The ISIL Threat and the New Middle Eastern Consensus

Δημοσιεύθηκε από το Κυπριακό Κέντρο Ευρωπαϊκών και Διεθνών Υποθέσεων 
του Πανεπιστημίου Λευκωσίας
(Περιοδική έκδοση InDepth Vol.11 Issue 5 / 16.10.2014

Published by the Cyprus Centre of European and International Affairs
University of Nicosia


The ISIL has succeeded to change the Western agenda in the Middle East within months, through their key military moves in Iraq and the north-eastern Syrian territories and by means of a systematically conducted psychological warfare through internet and social media.  Following the video footages of the Islamic State's military operations and beheadings of western journalists and humanitarian aid workers, Western and the Middle Eastern states are facing an unprecedented strategic consensus. The numerous regional players are ostensibly setting aside their contradictory interests and unilateral endeavors, reacting positively to the formation of an American-led multidisciplinary coalition against radical Jihadism, in general and ISIL, in particular.  
 
President Barak Obama in a dramatic televised address on 11.9.2014, called for a regional alliance against the ISIL. Nevertheless, such a consensus should not be misinterpreted that long-standing differences in the region would ultimately disappear. On the contrary, it would not be cynical to assess that the ISIL threat will eventually prove itself as an important opportunity for the various regional players to promote their own interests, which contradict those of their meant-to-be temporary allies.
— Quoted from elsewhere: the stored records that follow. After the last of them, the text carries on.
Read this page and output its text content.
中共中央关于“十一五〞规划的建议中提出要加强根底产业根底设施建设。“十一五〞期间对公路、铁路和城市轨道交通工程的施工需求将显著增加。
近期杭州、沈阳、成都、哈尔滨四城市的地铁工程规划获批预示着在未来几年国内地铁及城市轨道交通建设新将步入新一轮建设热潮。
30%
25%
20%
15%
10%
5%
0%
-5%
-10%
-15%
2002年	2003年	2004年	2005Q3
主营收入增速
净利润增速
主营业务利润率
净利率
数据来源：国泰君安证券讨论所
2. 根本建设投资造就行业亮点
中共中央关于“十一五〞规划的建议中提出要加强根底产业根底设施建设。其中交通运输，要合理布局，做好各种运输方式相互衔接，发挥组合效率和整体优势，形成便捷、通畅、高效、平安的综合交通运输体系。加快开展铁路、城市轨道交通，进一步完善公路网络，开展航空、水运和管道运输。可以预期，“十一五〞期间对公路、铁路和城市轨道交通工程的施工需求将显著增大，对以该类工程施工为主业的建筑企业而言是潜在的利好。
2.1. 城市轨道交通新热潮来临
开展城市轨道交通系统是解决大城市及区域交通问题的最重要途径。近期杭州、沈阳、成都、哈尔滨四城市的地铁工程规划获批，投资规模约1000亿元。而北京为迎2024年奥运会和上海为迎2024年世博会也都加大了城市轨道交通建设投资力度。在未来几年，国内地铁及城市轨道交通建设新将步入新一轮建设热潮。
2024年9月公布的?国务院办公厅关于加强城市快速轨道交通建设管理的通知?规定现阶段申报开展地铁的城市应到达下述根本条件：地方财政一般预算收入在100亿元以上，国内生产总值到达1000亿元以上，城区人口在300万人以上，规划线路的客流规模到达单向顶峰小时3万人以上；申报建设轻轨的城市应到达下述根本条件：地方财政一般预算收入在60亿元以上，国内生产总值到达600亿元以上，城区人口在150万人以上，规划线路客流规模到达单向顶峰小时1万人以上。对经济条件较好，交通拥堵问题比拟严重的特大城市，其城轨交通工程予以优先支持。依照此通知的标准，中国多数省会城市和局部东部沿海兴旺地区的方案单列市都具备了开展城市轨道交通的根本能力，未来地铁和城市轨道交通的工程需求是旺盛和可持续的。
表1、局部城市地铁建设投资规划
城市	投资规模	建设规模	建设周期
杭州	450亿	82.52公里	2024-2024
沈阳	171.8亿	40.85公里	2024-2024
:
The US administration for the last decade has failed to bring peace and stability to Iraq. The US has failed to promote the peace negotiations between Israel and the Palestinian Authority. Washington was proven to be reluctant to force an end to the Syrian civil war. American efforts to bring Israel and Turkey back together did not reach any results. US-Iran relations did not show any amelioration. The US has failed, so far to impose a strong stance on the dispute over the natural gas reserves between Turkey and Cyprus which could lead to the island's reunification and to the end of the Turkish military occupation, while the Kurdish rebels seem to be gaining points in the regional strategic mosaic – a fact that Ankara is watching very closely. After the recent conflict in Gaza, Egyptian President Al-Sissi reassessed his country's pro-Western stance.  Qatar, despite its strong ties with the US-administration and the West, appears to have alienated itself towards the other GCC countries and Egypt when it comes to exclusively Arab affairs and this has resulted in Doha's diplomatic isolation from its Arab counterparts. On the other hand, the internationally delegitimized Bashar Al-Assad's regime in Damascus is being reinforced on the ground, although the situation recently in the Syrian-Israeli border is considered to be unstable.